According to Treasury projections, fiscal drag will lift the tax-to-GDP ratio from today’s 20.9 per cent to the government’s stated cap of 23.9 per cent 15 years from now. Because other tax bases are shrinking as a share of GDP, keeping the total tax-to-GDP ratio at that level requires an indefinite continuation of fiscal drag.

Capping the tax-to-GDP ratio at 23.9 per cent of GDP implies total Commonwealth receipts of about 25 per cent of GDP. Since payments are projected by the Treasury never to fall as low as even 26 per cent of GDP, the tax-to-GDP cap bakes in a permanent budget deficit, with ever expanding public debt.

At today’s interest rates, few people seem to care about the level of public debt. But when rates normalise, and debt servicing costs accelerate, attitudes will change quickly. With few asset sales options left, a future government will face an invidious choice between slashing spending or lifting tax rates.

Almost certainly, in the absence of major tax reform, draconian spending cuts will be relied upon to do most of the work. Why?

Well, because the government’s fiscal strategy, based on today’s tax system, proposes a degree of intergenerational inequity that will eventually prove intolerable.

We know from the post-war period that placing exclusive reliance upon fiscal drag in the personal income tax system for an extended period to fix the budget ultimately threatens the social compact. There is an even bigger risk of this now.

From the 1960s, the share of taxpayers in the population grew strongly as the baby boomers became of working age and because of steeply rising rates of female workforce participation. Today, demographic trends are reducing the share of the population that works. That, and the fact that superannuation end-benefits are largely exempt from tax, implies that the proportion of the population supporting the personal income tax base is now falling. Yet, the fiscal strategy demands that the proportion of total taxes coming from personal income tax must increase.

As the most recent intergenerational report shows, the fiscal strategy is designed to place a heavier and heavier burden upon the shoulders of a declining proportion of the population, principally workers.

The seriousness of the threat this poses to intergenerational equity is difficult to overstate.

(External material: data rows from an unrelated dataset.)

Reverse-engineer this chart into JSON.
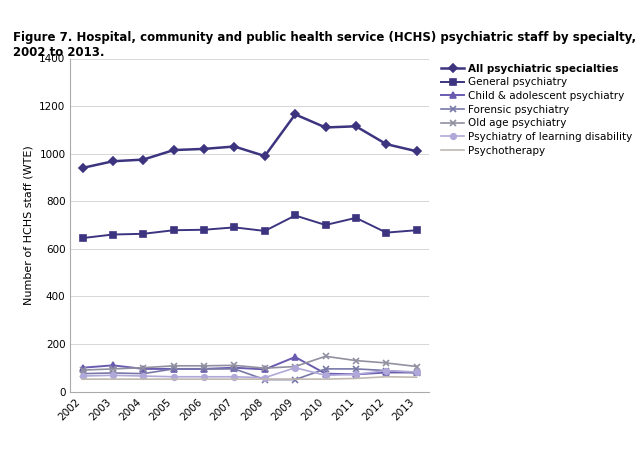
{
  "title": "Figure 7. Hospital, community and public health service (HCHS) psychiatric staff by specialty,\n2002 to 2013.",
  "xlabel": "",
  "ylabel": "Number of HCHS staff (WTE)",
  "years": [
    2002,
    2003,
    2004,
    2005,
    2006,
    2007,
    2008,
    2009,
    2010,
    2011,
    2012,
    2013
  ],
  "series": [
    {
      "label": "All psychiatric specialties",
      "color": "#3d3480",
      "linewidth": 1.8,
      "marker": "D",
      "markersize": 4,
      "linestyle": "-",
      "bold": true,
      "values": [
        940,
        968,
        975,
        1015,
        1020,
        1030,
        990,
        1165,
        1110,
        1115,
        1040,
        1010
      ]
    },
    {
      "label": "General psychiatry",
      "color": "#3d3480",
      "linewidth": 1.4,
      "marker": "s",
      "markersize": 4,
      "linestyle": "-",
      "bold": false,
      "values": [
        645,
        660,
        663,
        678,
        680,
        690,
        675,
        740,
        700,
        730,
        668,
        678
      ]
    },
    {
      "label": "Child & adolescent psychiatry",
      "color": "#6b5bb0",
      "linewidth": 1.4,
      "marker": "^",
      "markersize": 4,
      "linestyle": "-",
      "bold": false,
      "values": [
        100,
        110,
        95,
        95,
        95,
        100,
        93,
        145,
        75,
        72,
        80,
        80
      ]
    },
    {
      "label": "Forensic psychiatry",
      "color": "#7878a8",
      "linewidth": 1.2,
      "marker": "x",
      "markersize": 5,
      "linestyle": "-",
      "bold": false,
      "values": [
        75,
        78,
        75,
        95,
        95,
        95,
        50,
        50,
        95,
        95,
        88,
        78
      ]
    },
    {
      "label": "Old age psychiatry",
      "color": "#9090a0",
      "linewidth": 1.2,
      "marker": "x",
      "markersize": 5,
      "linestyle": "-",
      "bold": false,
      "values": [
        90,
        95,
        100,
        108,
        108,
        110,
        98,
        105,
        148,
        130,
        120,
        105
      ]
    },
    {
      "label": "Psychiatry of learning disability",
      "color": "#b0a8d8",
      "linewidth": 1.2,
      "marker": "o",
      "markersize": 4,
      "linestyle": "-",
      "bold": false,
      "values": [
        65,
        68,
        65,
        62,
        62,
        62,
        58,
        100,
        68,
        72,
        88,
        82
      ]
    },
    {
      "label": "Psychotherapy",
      "color": "#c0b8b0",
      "linewidth": 1.2,
      "marker": null,
      "markersize": 0,
      "linestyle": "-",
      "bold": false,
      "values": [
        52,
        52,
        52,
        52,
        52,
        52,
        52,
        52,
        52,
        55,
        62,
        60
      ]
    }
  ],
  "ylim": [
    0,
    1400
  ],
  "yticks": [
    0,
    200,
    400,
    600,
    800,
    1000,
    1200,
    1400
  ],
  "background_color": "#ffffff",
  "grid_color": "#d0d0d0",
  "title_fontsize": 8.5,
  "axis_fontsize": 8,
  "tick_fontsize": 7.5,
  "legend_fontsize": 7.5
}
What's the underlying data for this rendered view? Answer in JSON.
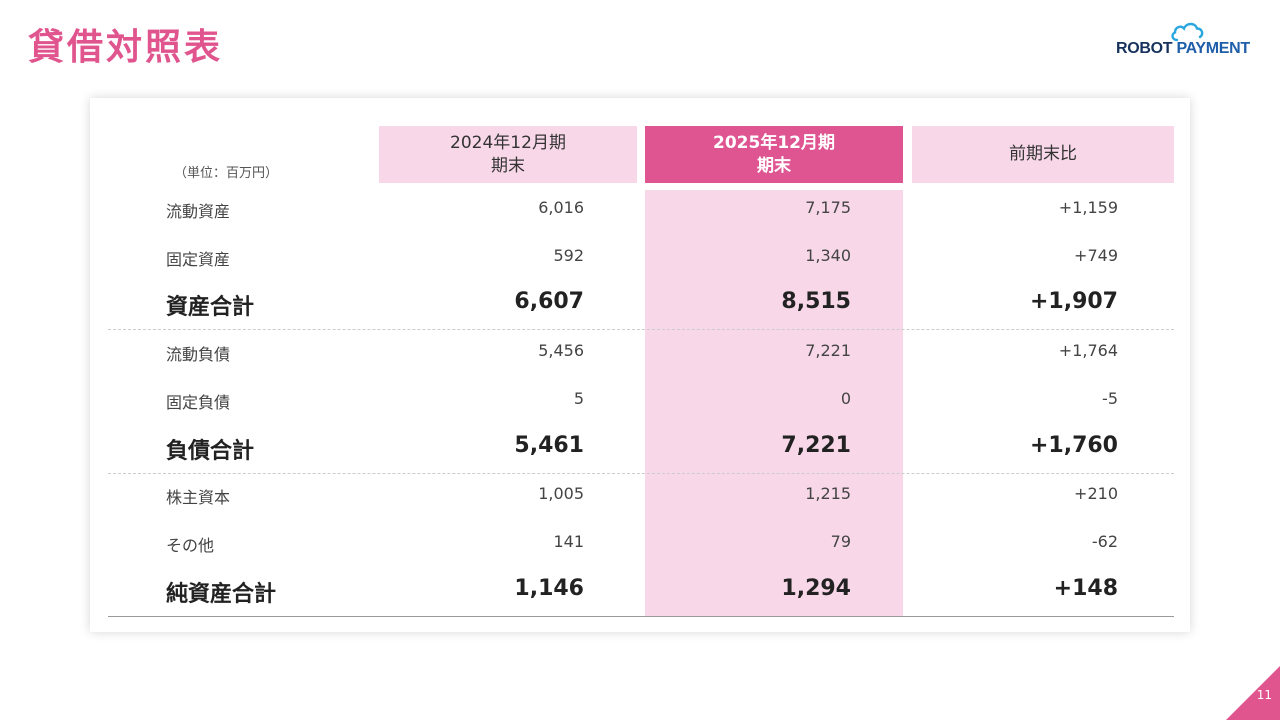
{
  "title": "貸借対照表",
  "logo": {
    "text_part1": "ROBOT",
    "text_part2": "PAYMENT",
    "icon": "cloud-icon"
  },
  "table": {
    "unit": "（単位：百万円）",
    "headers": {
      "col1": {
        "line1": "2024年12月期",
        "line2": "期末"
      },
      "col2": {
        "line1": "2025年12月期",
        "line2": "期末"
      },
      "col3": {
        "line1": "前期末比"
      }
    },
    "rows": [
      {
        "label": "流動資産",
        "v2024": "6,016",
        "v2025": "7,175",
        "diff": "+1,159"
      },
      {
        "label": "固定資産",
        "v2024": "592",
        "v2025": "1,340",
        "diff": "+749"
      },
      {
        "label": "資産合計",
        "v2024": "6,607",
        "v2025": "8,515",
        "diff": "+1,907"
      },
      {
        "label": "流動負債",
        "v2024": "5,456",
        "v2025": "7,221",
        "diff": "+1,764"
      },
      {
        "label": "固定負債",
        "v2024": "5",
        "v2025": "0",
        "diff": "-5"
      },
      {
        "label": "負債合計",
        "v2024": "5,461",
        "v2025": "7,221",
        "diff": "+1,760"
      },
      {
        "label": "株主資本",
        "v2024": "1,005",
        "v2025": "1,215",
        "diff": "+210"
      },
      {
        "label": "その他",
        "v2024": "141",
        "v2025": "79",
        "diff": "-62"
      },
      {
        "label": "純資産合計",
        "v2024": "1,146",
        "v2025": "1,294",
        "diff": "+148"
      }
    ]
  },
  "colors": {
    "accent": "#e0558e",
    "header_light": "#f8d8e8",
    "header_strong": "#df5592"
  },
  "page_number": "11"
}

And that’s why I can’t imagine a future government seeking to extract even more out of the personal income tax system in the cause of budget repair. At some point, young workers, who are also voters, are going to say “enough!”.

So, the future choice is really between draconian spending cuts and major tax reform. Major tax reform that supports higher rates of income growth could avoid the need ever to raise tax rates.

Our review identified directions for reform of the Australian tax system, at both Commonwealth and state levels. With few exceptions, these have not been pursued. They must be now. And, in my view, they should be progressed together, in large part because some of the most obvious reforms demand a Commonwealth-state compact.

Several of the necessary reforms to the Australian tax system would be considered by some people to be regressive. We must be careful to avoid this becoming a stumbling block. An assessment of system fairness must take account not only of the impact of the various elements of a tax reform package, but also of what will be lost if tax reform is not pursued.

For those who care about distributive justice, the stakes are very high.

The interests of the most disadvantaged are not being served by a tax system that is already punishing innovation, denying people opportunity, depressing wages growth, undermining the sustainability of government service provision and increasing the risks of sweeping spending cuts in future “horror budgets”.

But even more importantly, those who care about distributive justice cannot ignore the extraordinary intergenerational inequity inherent in our present tax system.

This is an edited version of an address delivered on Wednesday, September 22 to a forum hosted by the Business Council of Australia and the Tax and Transfer Policy Institute at the Australian National University. Ken Henry has done consulting work for both.